Ms. CARY: Yeah. Why is this a story? And I do think - I saw one interesting comment by a gentleman, Matt Pottinger, who's at the Council on Foreign Relations. He was saying that since World War II, there are fewer and fewer veterans who are at the top of the executive and legislative branches making military policy and foreign policy, and that it's his observation that the more hawkish you are, the chances are that you did not actually fight in combat yourself.
And I think one of the things about these women is that none of them had ever been in the military, and maybe that's driving some of this too, regardless of the fact that they're women.
LYDEN: Let me just say once again this is TELL ME MORE from NPR News, and we're in the midst of this program's weekly political chat with Mary Kate Cary, columnist and blogger for U.S. News and World Report, and with Cynthia Tucker, columnist and blogger for the Atlanta Journal Constitution.
I really don't want to get out of this chat without taking about these numbers coming out the census this week. And there's some really fascinating things happening even right here in Washington D.C., Cynthia. You've now been here a while from the south, tell us about the population of African-Americans is shrinking in the city.
Ms. TUCKER: Well, the demographic news coming out of the census is absolutely fascinating on several counts. And it has shown among other things that center cities in many places are gaining members of the white middle class. And this is the reverse of what happened from the late '60s through the '90s.

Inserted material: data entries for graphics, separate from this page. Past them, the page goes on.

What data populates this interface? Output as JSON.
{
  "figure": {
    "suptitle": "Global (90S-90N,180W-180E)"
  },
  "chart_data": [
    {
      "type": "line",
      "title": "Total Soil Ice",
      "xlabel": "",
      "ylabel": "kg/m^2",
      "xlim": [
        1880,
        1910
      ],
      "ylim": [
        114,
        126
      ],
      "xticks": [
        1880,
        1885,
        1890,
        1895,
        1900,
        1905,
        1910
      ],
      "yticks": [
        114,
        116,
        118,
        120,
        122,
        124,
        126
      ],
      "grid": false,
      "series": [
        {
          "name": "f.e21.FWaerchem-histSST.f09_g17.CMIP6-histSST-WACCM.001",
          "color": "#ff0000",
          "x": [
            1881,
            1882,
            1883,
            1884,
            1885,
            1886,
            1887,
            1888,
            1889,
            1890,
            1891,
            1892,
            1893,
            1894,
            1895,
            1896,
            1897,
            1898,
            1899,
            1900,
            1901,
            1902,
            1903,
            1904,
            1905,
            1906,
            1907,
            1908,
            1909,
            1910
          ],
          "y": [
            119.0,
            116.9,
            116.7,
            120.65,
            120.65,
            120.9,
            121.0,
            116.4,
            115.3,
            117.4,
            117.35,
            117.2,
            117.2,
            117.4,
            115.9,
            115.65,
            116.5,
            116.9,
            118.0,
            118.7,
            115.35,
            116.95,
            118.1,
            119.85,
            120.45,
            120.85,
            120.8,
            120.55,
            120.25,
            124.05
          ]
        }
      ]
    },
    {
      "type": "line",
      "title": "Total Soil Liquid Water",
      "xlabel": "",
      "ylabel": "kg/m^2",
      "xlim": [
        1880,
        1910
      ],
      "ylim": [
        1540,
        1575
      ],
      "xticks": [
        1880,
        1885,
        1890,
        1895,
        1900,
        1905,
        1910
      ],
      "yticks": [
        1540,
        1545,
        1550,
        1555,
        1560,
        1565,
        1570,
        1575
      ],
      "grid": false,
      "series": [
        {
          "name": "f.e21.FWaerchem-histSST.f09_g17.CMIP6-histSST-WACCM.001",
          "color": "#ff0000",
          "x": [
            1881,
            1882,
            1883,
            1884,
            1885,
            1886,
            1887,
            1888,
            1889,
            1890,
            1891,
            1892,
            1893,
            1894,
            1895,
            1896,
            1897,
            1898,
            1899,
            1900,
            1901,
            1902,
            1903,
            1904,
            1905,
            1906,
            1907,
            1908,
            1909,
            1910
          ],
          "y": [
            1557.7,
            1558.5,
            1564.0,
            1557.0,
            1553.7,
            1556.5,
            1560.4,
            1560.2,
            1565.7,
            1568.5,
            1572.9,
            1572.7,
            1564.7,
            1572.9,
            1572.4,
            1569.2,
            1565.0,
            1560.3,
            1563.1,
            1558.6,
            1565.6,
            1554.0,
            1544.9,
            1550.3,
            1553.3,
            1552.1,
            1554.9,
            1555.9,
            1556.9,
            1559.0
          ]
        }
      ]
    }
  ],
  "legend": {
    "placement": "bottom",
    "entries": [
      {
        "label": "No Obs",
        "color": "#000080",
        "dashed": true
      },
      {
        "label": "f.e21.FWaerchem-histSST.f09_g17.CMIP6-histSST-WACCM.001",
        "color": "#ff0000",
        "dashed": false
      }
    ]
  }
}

Washington D.C. and Atlanta, Georgia used to be overwhelmingly black cities, chocolate cities in popular culture terms, and now they have gained white residents - so many white residents in Washington that there is rough racial parity here. Atlanta not quite racial parity, but the black population is somewhere between 55 and 60 percent now, when it used to be closer to 70 percent. That is a huge change. And both these cities I predict will have white mayors in the next decade.
LYDEN: We're going to talk more about this later in the show, but of course the huge rise of Hispanic Americans. And, Mary Kate, just say something about Detroit losing 25 percent of its population.
Ms. CARY: Detroit, you know, the statistics I saw, somebody was moving out of Detroit one every 20 minutes over the last decade. That is just shocking to me. They lost 200,000 people since the last census, and it rivals New Orleans for having the most exodus. They've lost a congressional seat as opposed to say Atlanta, which I think is going to gain one for the Hispanics.
And I read a lot of commentary this week from inside Detroit, and their feeling is they've hit rock bottom, no place to go but up. They've got a new mayor, they've got a new governor, new leadership of the auto companies, and the Detroit Redwings are no longer the Detroit Dead Things. They've come back, the Tigers made it to the World Series.
LYDEN: We're going to wish them all luck.
Ms. CARY: The Motor City is coming back.
LYDEN: Absolutely. All right. Thanks so much. Mary Kate Cary is a columnist and blogger for U.S. News and World Report, and Cynthia Tucker is columnist and blogger for the Atlanta Journal Constitution. Thank you so much for joining me in Washington.
Ms. CARY: Thank you.
Ms. TUCKER: Thanks.
NPR transcripts are created on a rush deadline by a contractor for NPR, and accuracy and availability may vary. This text may not be in its final form and may be updated or revised in the future. Please be aware that the authoritative record of NPR's programming is the audio.